Положительную роль для осуществления комплекса болезненных мер экономической реформы играло и отсутствие в России массовых популярных рабочих организаций (типа польской «Солидарности»), тяготеющих уже в силу своей природы к популистским лозунгам и требованиям. Официальные профсоюзы, объединенные в ФНПР, оставались в основном чуждыми трудящимся, хотя всячески стремились утвердить себя в этой роли и выступать от имени народа не только в сфере трудовых отношений, но и по политическим вопросам.
Таблица 3.8. Социальный состав участников митингов в Москве в 1992 году,%[41]
Из альтернативных профсоюзов наиболее активный – Независимый профсоюз горняков, который, занимая в основном проправительственные, реформаторские позиции, активно участвовал в политическом противостоянии консерваторов и радикалов. Другие профсоюзы существенного влияния на ход экономических реформ оказывать не стремились, да и не могли.
Соответственно произошли важные изменения в характере забастовочного движения. С осени 1991 года наблюдался его существенный спад, который в основном происходил в 1991 году, и в дальнейшем забастовочная активность находилась на относительно невысоком уровне. (Исключение составляли отдельные довольно непродолжительные вспышки, в основном локального характера.) Произошло три важных сдвига в характере забастовок и составе их участников.
Во-первых, центр забастовочной активности переместился уже осенью 1991 года из отраслей промышленности в социальную сферу (и прежде всего в народное образование, а также, хотя и в меньшей мере, в здравоохранение).
Так, если в 1991 году 85,9 % потерь рабочего времени приходилось на предприятия промышленности, 8,1 % – на народное образование и 2,1 % – на здравоохранение, то в 1992 году эти цифры составили соответственно 17,1, 64,3 и 15,5 %. Аналогичные данные характерны и для числа участников забастовок (табл. 3.9).

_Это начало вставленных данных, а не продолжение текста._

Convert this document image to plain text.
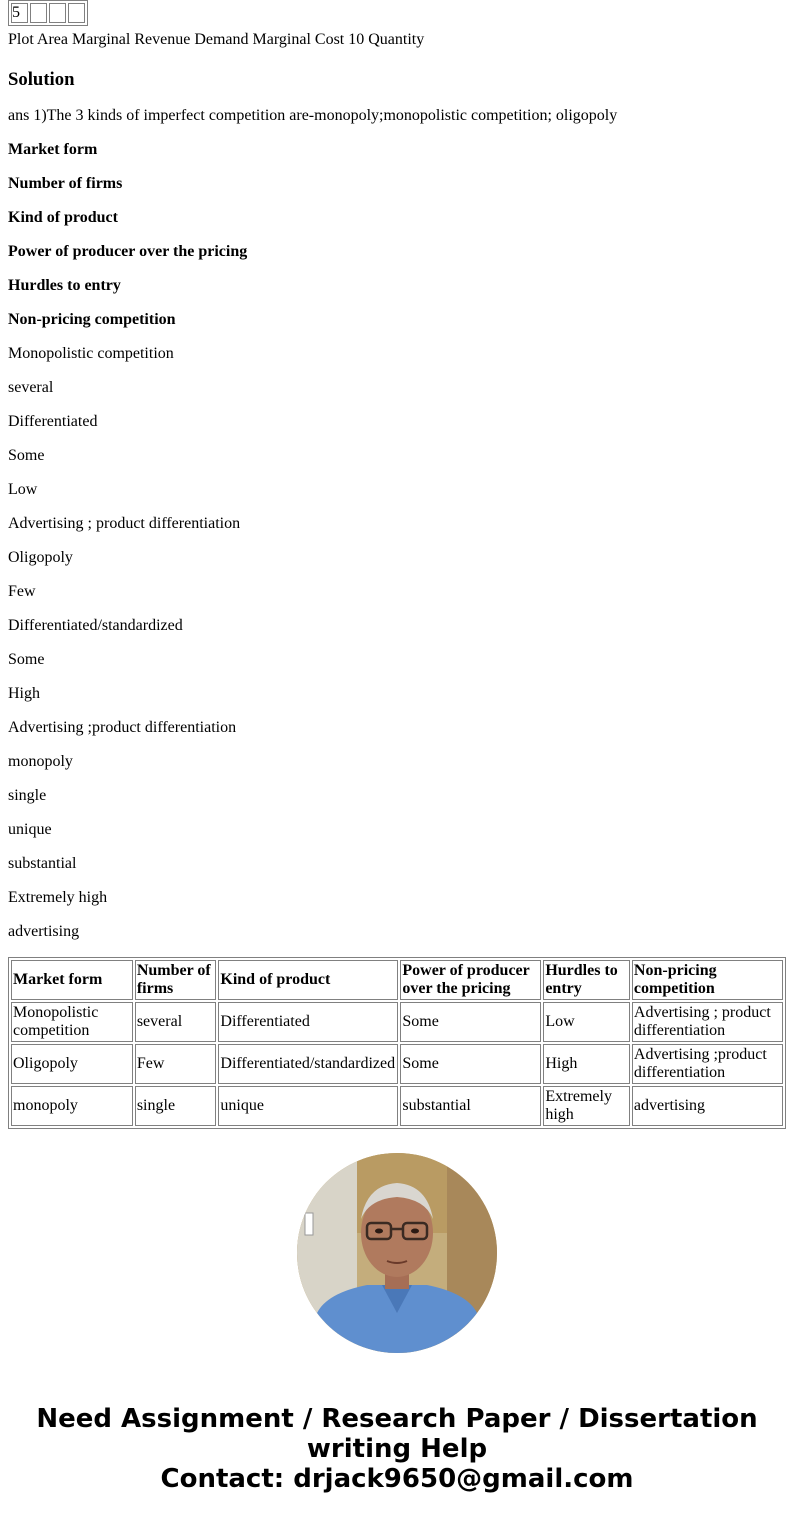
5			
Plot Area Marginal Revenue Demand Marginal Cost 10 Quantity
Solution

ans 1)The 3 kinds of imperfect competition are-monopoly;monopolistic competition; oligopoly

Market form

Number of firms

Kind of product

Power of producer over the pricing

Hurdles to entry

Non-pricing competition

Monopolistic competition

several

Differentiated

Some

Low

Advertising ; product differentiation

Oligopoly

Few

Differentiated/standardized

Some

High

Advertising ;product differentiation

monopoly

single

unique

substantial

Extremely high

advertising

Market form	Number of firms	Kind of product	Power of producer over the pricing	Hurdles to entry	Non-pricing competition
Monopolistic competition	several	Differentiated	Some	Low	Advertising ; product differentiation
Oligopoly	Few	Differentiated/standardized	Some	High	Advertising ;product differentiation
monopoly	single	unique	substantial	Extremely high	advertising
Need Assignment / Research Paper / Dissertation
writing Help
Contact: drjack9650@gmail.com
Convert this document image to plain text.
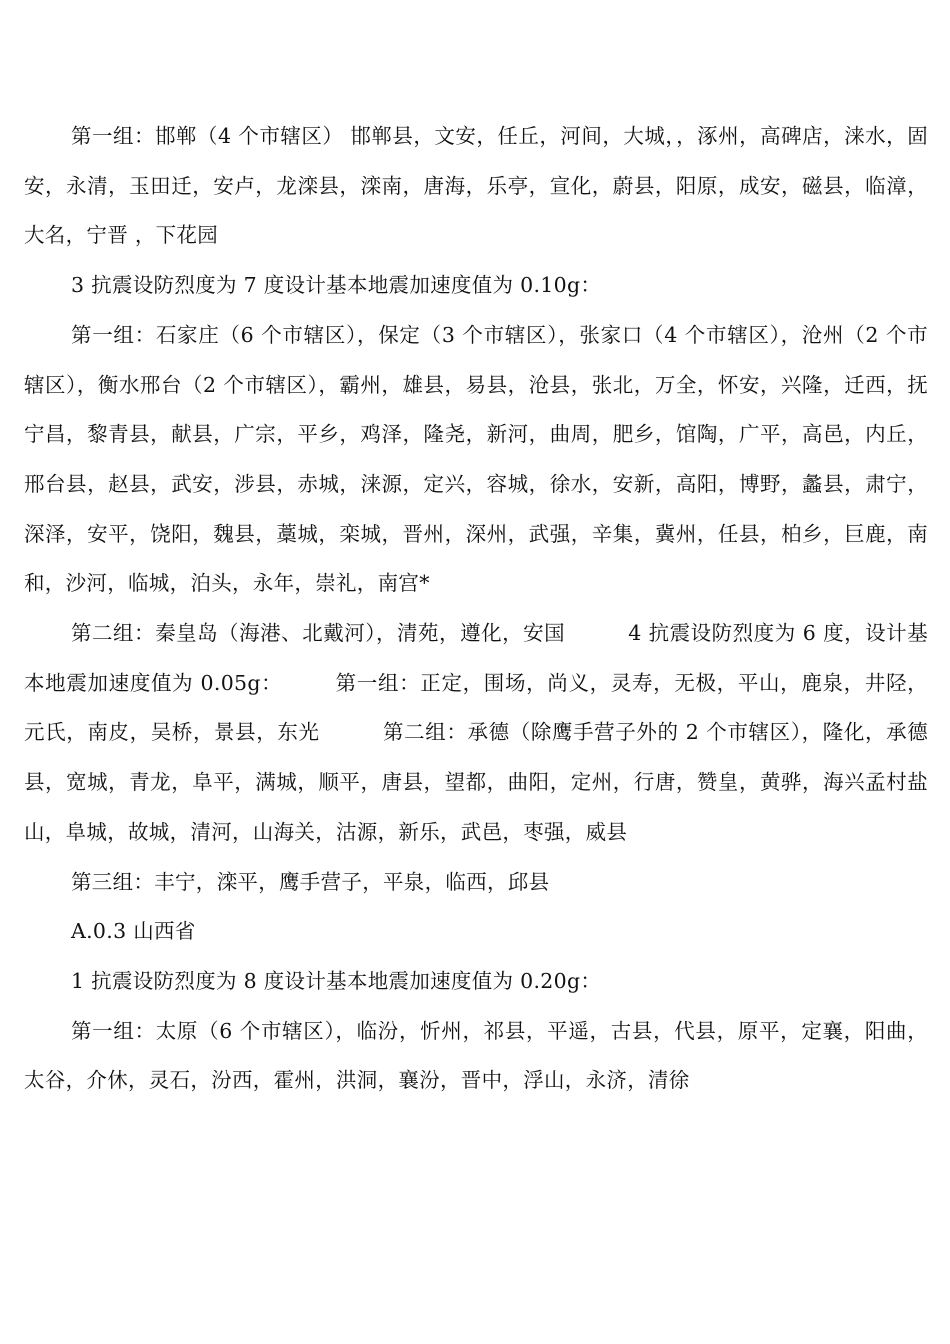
第一组：邯郸（4 个市辖区） 邯郸县，文安，任丘，河间，大城，，涿州，高碑店，涞水，固安，永清，玉田迁，安卢，龙滦县，滦南，唐海，乐亭，宣化，蔚县，阳原，成安，磁县，临漳，大名，宁晋 ，下花园

3 抗震设防烈度为 7 度设计基本地震加速度值为 0.10g：

第一组：石家庄（6 个市辖区），保定（3 个市辖区），张家口（4 个市辖区），沧州（2 个市辖区），衡水邢台（2 个市辖区），霸州，雄县，易县，沧县，张北，万全，怀安，兴隆，迁西，抚宁昌，黎青县，献县，广宗，平乡，鸡泽，隆尧，新河，曲周，肥乡，馆陶，广平，高邑，内丘，邢台县，赵县，武安，涉县，赤城，涞源，定兴，容城，徐水，安新，高阳，博野，蠡县，肃宁，深泽，安平，饶阳，魏县，藁城，栾城，晋州，深州，武强，辛集，冀州，任县，柏乡，巨鹿，南和，沙河，临城，泊头，永年，崇礼，南宫*

第二组：秦皇岛（海港、北戴河），清苑，遵化，安国　　　4 抗震设防烈度为 6 度，设计基本地震加速度值为 0.05g：　　　第一组：正定，围场，尚义，灵寿，无极，平山，鹿泉，井陉，元氏，南皮，吴桥，景县，东光　　　第二组：承德（除鹰手营子外的 2 个市辖区），隆化，承德县，宽城，青龙，阜平，满城，顺平，唐县，望都，曲阳，定州，行唐，赞皇，黄骅，海兴孟村盐山，阜城，故城，清河，山海关，沽源，新乐，武邑，枣强，威县

第三组：丰宁，滦平，鹰手营子，平泉，临西，邱县

A.0.3 山西省

1 抗震设防烈度为 8 度设计基本地震加速度值为 0.20g：

第一组：太原（6 个市辖区），临汾，忻州，祁县，平遥，古县，代县，原平，定襄，阳曲，太谷，介休，灵石，汾西，霍州，洪洞，襄汾，晋中，浮山，永济，清徐
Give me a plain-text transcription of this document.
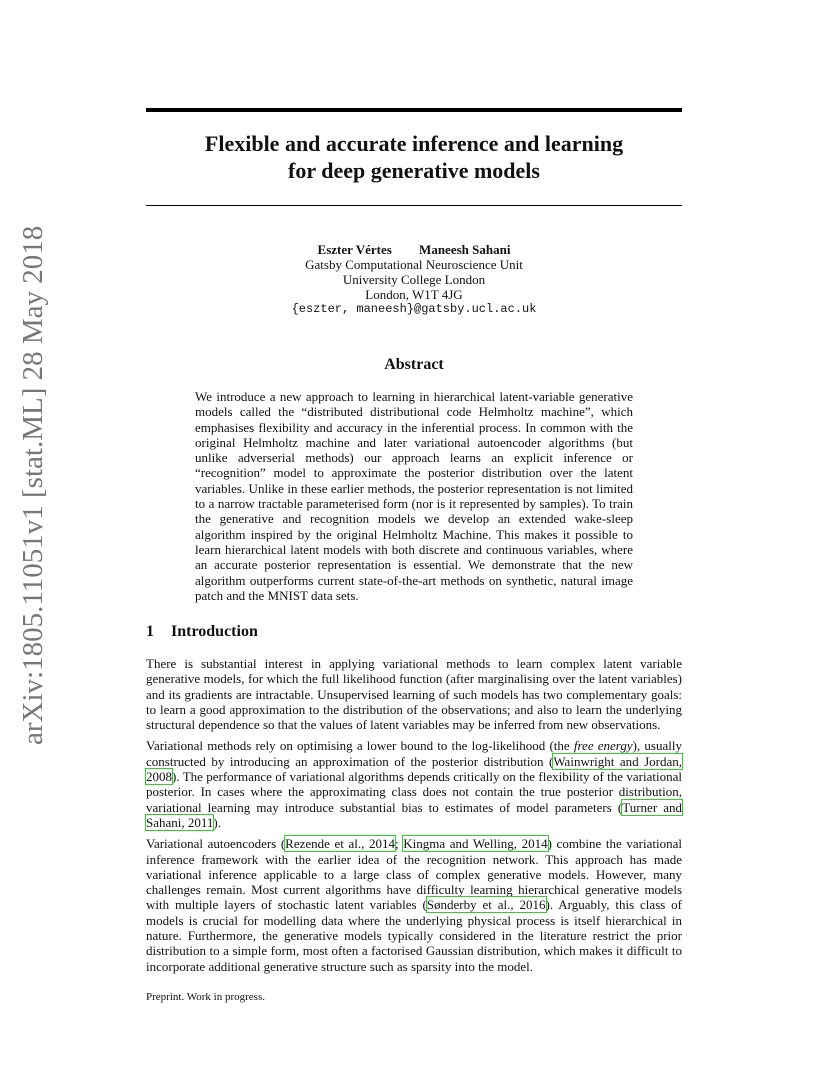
arXiv:1805.11051v1 [stat.ML] 28 May 2018
Flexible and accurate inference and learning
for deep generative models
Eszter Vértes Maneesh Sahani
Gatsby Computational Neuroscience Unit
University College London
London, W1T 4JG
{eszter, maneesh}@gatsby.ucl.ac.uk
Abstract
We introduce a new approach to learning in hierarchical latent-variable generative models called the “distributed distributional code Helmholtz machine”, which emphasises flexibility and accuracy in the inferential process. In common with the original Helmholtz machine and later variational autoencoder algorithms (but unlike adverserial methods) our approach learns an explicit inference or “recognition” model to approximate the posterior distribution over the latent variables. Unlike in these earlier methods, the posterior representation is not limited to a narrow tractable parameterised form (nor is it represented by samples). To train the generative and recognition models we develop an extended wake-sleep algorithm inspired by the original Helmholtz Machine. This makes it possible to learn hierarchical latent models with both discrete and continuous variables, where an accurate posterior representation is essential. We demonstrate that the new algorithm outperforms current state-of-the-art methods on synthetic, natural image patch and the MNIST data sets.
1 Introduction

There is substantial interest in applying variational methods to learn complex latent variable generative models, for which the full likelihood function (after marginalising over the latent variables) and its gradients are intractable. Unsupervised learning of such models has two complementary goals: to learn a good approximation to the distribution of the observations; and also to learn the underlying structural dependence so that the values of latent variables may be inferred from new observations.

Variational methods rely on optimising a lower bound to the log-likelihood (the free energy), usually constructed by introducing an approximation of the posterior distribution (Wainwright and Jordan, 2008). The performance of variational algorithms depends critically on the flexibility of the variational posterior. In cases where the approximating class does not contain the true posterior distribution, variational learning may introduce substantial bias to estimates of model parameters (Turner and Sahani, 2011).

Variational autoencoders (Rezende et al., 2014; Kingma and Welling, 2014) combine the variational inference framework with the earlier idea of the recognition network. This approach has made variational inference applicable to a large class of complex generative models. However, many challenges remain. Most current algorithms have difficulty learning hierarchical generative models with multiple layers of stochastic latent variables (Sønderby et al., 2016). Arguably, this class of models is crucial for modelling data where the underlying physical process is itself hierarchical in nature. Furthermore, the generative models typically considered in the literature restrict the prior distribution to a simple form, most often a factorised Gaussian distribution, which makes it difficult to incorporate additional generative structure such as sparsity into the model.

Preprint. Work in progress.
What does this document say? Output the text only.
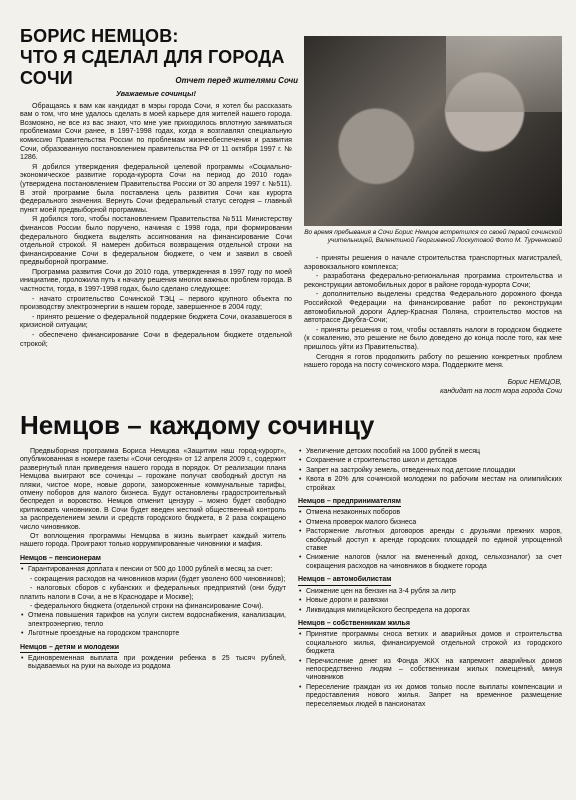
БОРИС НЕМЦОВ:
ЧТО Я СДЕЛАЛ ДЛЯ ГОРОДА СОЧИ	Отчет перед жителями Сочи
Во время пребывания в Сочи Борис Немцов встретился со своей первой сочинской учительницей, Валентиной Георгиевной Лоскутовой Фото М. Турченковой

Уважаемые сочинцы!

Обращаясь к вам как кандидат в мэры города Сочи, я хотел бы рассказать вам о том, что мне удалось сделать в моей карьере для жителей нашего города. Возможно, не все из вас знают, что мне уже приходилось вплотную заниматься проблемами Сочи ранее, в 1997-1998 годах, когда я возглавлял специальную комиссию Правительства России по проблемам жизнеобеспечения и развития Сочи, образованную постановлением правительства РФ от 11 октября 1997 г. № 1286.

Я добился утверждения федеральной целевой программы «Социально-экономическое развитие города-курорта Сочи на период до 2010 года» (утверждена постановлением Правительства России от 30 апреля 1997 г. №511). В этой программе была поставлена цель развития Сочи как курорта федерального значения. Вернуть Сочи федеральный статус сегодня – главный пункт моей предвыборной программы.

Я добился того, чтобы постановлением Правительства №511 Министерству финансов России было поручено, начиная с 1998 года, при формировании федерального бюджета выделять ассигнования на финансирование Сочи отдельной строкой. Я намерен добиться возвращения отдельной строки на финансирование Сочи в федеральном бюджете, о чем и заявил в своей предвыборной программе.

Программа развития Сочи до 2010 года, утвержденная в 1997 году по моей инициативе, проложила путь к началу решения многих важных проблем города. В частности, тогда, в 1997-1998 годах, было сделано следующее:

- начато строительство Сочинской ТЭЦ – первого крупного объекта по производству электроэнергии в нашем городе, завершенное в 2004 году;

- принято решение о федеральной поддержке бюджета Сочи, оказавшегося в кризисной ситуации;

- обеспечено финансирование Сочи в федеральном бюджете отдельной строкой;

- приняты решения о начале строительства транспортных магистралей, аэровокзального комплекса;

- разработана федерально-региональная программа строительства и реконструкции автомобильных дорог в районе города-курорта Сочи;

- дополнительно выделены средства Федерального дорожного фонда Российской Федерации на финансирование работ по реконструкции автомобильной дороги Адлер-Красная Поляна, строительство мостов на автотрассе Джубга-Сочи;

- приняты решения о том, чтобы оставлять налоги в городском бюджете (к сожалению, это решение не было доведено до конца после того, как мне пришлось уйти из Правительства).

Сегодня я готов продолжить работу по решению конкретных проблем нашего города на посту сочинского мэра. Поддержите меня.

Борис НЕМЦОВ,
кандидат на пост мэра города Сочи
Немцов – каждому сочинцу

Предвыборная программа Бориса Немцова «Защитим наш город-курорт», опубликованная в номере газеты «Сочи сегодня» от 12 апреля 2009 г., содержит развернутый план приведения нашего города в порядок. От реализации плана Немцова выиграют все сочинцы – горожане получат свободный доступ на пляжи, чистое море, новые дороги, замороженные коммунальные тарифы, отмену поборов для малого бизнеса. Будут остановлены градостроительный беспредел и воровство. Немцов отменит цензуру – можно будет свободно критиковать чиновников. В Сочи будет введен жесткий общественный контроль за распределением земли и средств городского бюджета, в 2 раза сокращено число чиновников.

От воплощения программы Немцова в жизнь выиграет каждый житель нашего города. Проиграют только коррумпированные чиновники и мафия.

Немцов – пенсионерам

• Гарантированная доплата к пенсии от 500 до 1000 рублей в месяц за счет:

- сокращения расходов на чиновников мэрии (будет уволено 600 чиновников);

- налоговых сборов с кубанских и федеральных предприятий (они будут платить налоги в Сочи, а не в Краснодаре и Москве);

- федерального бюджета (отдельной строки на финансирование Сочи).

• Отмена повышения тарифов на услуги систем водоснабжения, канализации, электроэнергию, тепло

• Льготные проездные на городском транспорте

Немцов – детям и молодежи

• Единовременная выплата при рождении ребенка в 25 тысяч рублей, выдаваемых на руки на выходе из роддома

• Увеличение детских пособий на 1000 рублей в месяц

• Сохранение и строительство школ и детсадов

• Запрет на застройку земель, отведенных под детские площадки

• Квота в 20% для сочинской молодежи по рабочим местам на олимпийских стройках

Немцов – предпринимателям

• Отмена незаконных поборов

• Отмена проверок малого бизнеса

• Расторжение льготных договоров аренды с друзьями прежних мэров, свободный доступ к аренде городских площадей по единой упрощенной ставке

• Снижение налогов (налог на вмененный доход, сельхозналог) за счет сокращения расходов на чиновников в бюджете города

Немцов – автомобилистам

• Снижение цен на бензин на 3-4 рубля за литр

• Новые дороги и развязки

• Ликвидация милицейского беспредела на дорогах

Немцов – собственникам жилья

• Принятие программы сноса ветхих и аварийных домов и строительства социального жилья, финансируемой отдельной строкой из городского бюджета

• Перечисление денег из Фонда ЖКХ на капремонт аварийных домов непосредственно людям – собственникам жилых помещений, минуя чиновников

• Переселение граждан из их домов только после выплаты компенсации и предоставления нового жилья. Запрет на временное размещение переселяемых людей в пансионатах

Данная ситуация в значительной мере объяснялась более низкими возможностями бюджетной сферы адаптироваться к функционированию в условиях рыночной экономики, а также недостаточно гибкой бюджетной политикой правительства. Поскольку аграрно-промышленное лобби в России обладало исключительным политическим весом, оно оттягивало на себя значительную часть той государственной поддержки, которая должна была бы быть направлена в отрасли, финансируемые из бюджета (т. е. в социальную сферу).
Эти выводы подтверждаются и региональной статистикой забастовочного движения. Так, в основных шахтерских регионах (Карагандинской области и Республике Коми) при значительном увеличении числа объявлявших забастовку предприятий наблюдались явное уменьшение их масштабов и относительное снижение потерь рабочего времени (табл. 3.10). Если в Кузбассе количество бастовавших предприятий возросло с 440 до 654, то численность забастовщиков и потери рабочего времени сократились вчетверо (со 125,1 до 29,8 тыс. человек и с 1613,9 до 396,9 тыс. человеко-дней соответственно). И если в Коми ситуация была не столь наглядной, то тенденция – явно аналогичной: при росте количества бастовавших предприятий сокращались среднее количество участников забастовки и потери человеко-дней, приходящиеся на одно предприятие. Это отражало развитие реальной ситуации в регионах: работники основных отраслей промышленности (горняки и металлурги) добились существенного роста своей зарплаты, что в условиях свободного ценообразования вело к относительному завышению цен на потребительские (и в первую очередь продовольственные) товары в данных регионах. Поскольку же зарплата работников бюджетной сферы здесь индексировалась по общероссийской схеме, произошло резкое ухудшение их материального положения, что толкнуло на проведение забастовочных акций. С учетом значительного количества предприятий непроизводственной сферы и относительно меньшей (по сравнению с промышленными предприятиями) численности занятых на них работников произошло соответствующее снижение интегральных показателей масштабности забастовок (табл. 3.9).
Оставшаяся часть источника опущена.